Refactor train/play and create uv run workflow without dedicated virtual environments#5623
Conversation
There was a problem hiding this comment.
🤖 Isaac Lab Review Bot
Summary
This PR delivers a well-structured refactoring of the RL train/play scripts into unified entrypoints with library-specific dispatch, while adding a convenient uv run workflow for Newton training. The architecture maintains backward compatibility through deprecation warnings on legacy scripts.
Design Assessment
Architecture: Well-designed ✅
The dispatch pattern in common.py via dispatch_library_entrypoint() cleanly separates concerns:
- Unified entrypoints (
train.py,play.py) handle library selection - Library-specific implementations (
train_rsl_rl.py, etc.) contain RL-specific logic - Shared utilities reduce code duplication across libraries
The pyproject.toml changes for uv support are comprehensive, with proper platform markers for PyTorch CUDA indices.
Findings
🔴 Critical (1)
| File | Issue |
|---|---|
scripts/reinforcement_learning/rsl_rl/train.py:53 |
RSL-RL version downgrade: Changed from RSL_RL_VERSION = "5.0.1" to "3.0.1". This appears to be a significant regression that conflicts with the new train_rsl_rl.py which also specifies 3.0.1. Please clarify if this is intentional and update both files consistently. |
🟡 Medium (2)
| File | Issue |
|---|---|
pyproject.toml:270 |
Missing newline at EOF: The file ends without a trailing newline, which will cause pre-commit to fail (as seen in CI). |
scripts/reinforcement_learning/common.py:57-67 |
Exception handling in dispatch_library_entrypoint: When run_as_script=True, exceptions from runpy.run_path() propagate without cleanup of modified sys.argv/sys.path. Consider wrapping in try/except to ensure cleanup. |
🟢 Minor (2)
| File | Issue |
|---|---|
source/isaaclab/isaaclab/cli/__init__.py:35-36 |
Missing return codes: train() and play() functions call run_python_command() but don't return its exit code to the caller. |
scripts/reinforcement_learning/common.py:168 |
Docstring accuracy: import_local_module docstring could mention that ImportError is raised on failure to help callers handle errors appropriately. |
Test Coverage
The PR includes manual validation steps but lacks automated tests for the new unified entrypoints.

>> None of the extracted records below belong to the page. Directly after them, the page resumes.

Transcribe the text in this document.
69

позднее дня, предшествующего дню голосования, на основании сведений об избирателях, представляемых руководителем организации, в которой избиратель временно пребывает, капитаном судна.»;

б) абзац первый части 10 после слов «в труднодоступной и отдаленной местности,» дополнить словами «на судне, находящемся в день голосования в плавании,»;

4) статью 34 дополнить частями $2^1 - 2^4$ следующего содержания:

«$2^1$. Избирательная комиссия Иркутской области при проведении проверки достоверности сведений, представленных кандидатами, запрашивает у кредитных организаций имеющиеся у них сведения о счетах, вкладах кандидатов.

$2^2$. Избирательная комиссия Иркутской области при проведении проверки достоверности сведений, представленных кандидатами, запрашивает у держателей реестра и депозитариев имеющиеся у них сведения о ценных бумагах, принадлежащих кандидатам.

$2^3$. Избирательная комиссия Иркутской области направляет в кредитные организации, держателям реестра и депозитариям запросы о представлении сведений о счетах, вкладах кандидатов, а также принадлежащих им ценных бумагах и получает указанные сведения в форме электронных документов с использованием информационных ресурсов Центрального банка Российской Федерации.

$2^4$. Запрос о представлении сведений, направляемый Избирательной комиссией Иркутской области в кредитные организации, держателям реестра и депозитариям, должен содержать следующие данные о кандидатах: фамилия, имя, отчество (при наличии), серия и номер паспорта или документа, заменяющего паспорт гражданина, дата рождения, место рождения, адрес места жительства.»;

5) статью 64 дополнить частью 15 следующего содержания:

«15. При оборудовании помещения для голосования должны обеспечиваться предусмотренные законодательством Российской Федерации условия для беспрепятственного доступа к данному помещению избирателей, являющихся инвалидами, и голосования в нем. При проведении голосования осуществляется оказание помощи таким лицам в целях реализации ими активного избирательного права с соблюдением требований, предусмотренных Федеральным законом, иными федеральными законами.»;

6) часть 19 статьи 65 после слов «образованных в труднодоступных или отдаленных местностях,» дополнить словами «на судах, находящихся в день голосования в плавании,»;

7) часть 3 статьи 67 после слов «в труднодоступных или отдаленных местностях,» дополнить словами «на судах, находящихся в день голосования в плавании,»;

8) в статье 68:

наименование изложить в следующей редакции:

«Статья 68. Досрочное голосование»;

Consider adding:
- Unit tests for
dispatch_library_entrypoint()with mocked library modules - Integration tests verifying deprecation warnings are emitted from legacy scripts
Existing tests in test_install.py are run and pass, which validates the Python discovery improvements.
CI Status
| Check | Status |
|---|---|
| pre-commit | ❌ Failing (likely due to missing EOF newline) |
| Check changelog fragments | ❌ Failing |
| Build Wheel | ✅ Passing |
| Installation Tests | ✅ Passing |
| license-check | ⏳ Pending |
Verdict
Minor fixes needed
The core refactoring is solid and well-designed. Please address:
- The RSL-RL version discrepancy (clarify or fix)
- Add trailing newline to
pyproject.toml - Add changelog fragment per CI requirements
Once these are resolved, this is ready to ship.
Update (ba80967):
✅ RSL-RL version fixed - Both files now correctly use 5.0.1
✅ Changelog fragment added - CI now passes
pyproject.toml EOF newline issue persists
Additional changes in this commit:
--rl_libraryis nowrequired=True(good change - explicit is better than implicit)- Added
uv_run.rstdocumentation for the experimental workflow - Updated deprecation warning in
sb3/train.pyto reflect new command format
Remaining: Fix the trailing newline in pyproject.toml to pass pre-commit.
Update (ac13a40):
✅ Documentation improvement: TOC entry now shows "uv run (experimental)" with clearer display name
pyproject.toml EOF newline still not fixed - pre-commit CI continues to fail. This is the last remaining blocker.
Update (9188599):
✅ EOF newline fixed - pyproject.toml now has proper trailing newline. Pre-commit should pass now.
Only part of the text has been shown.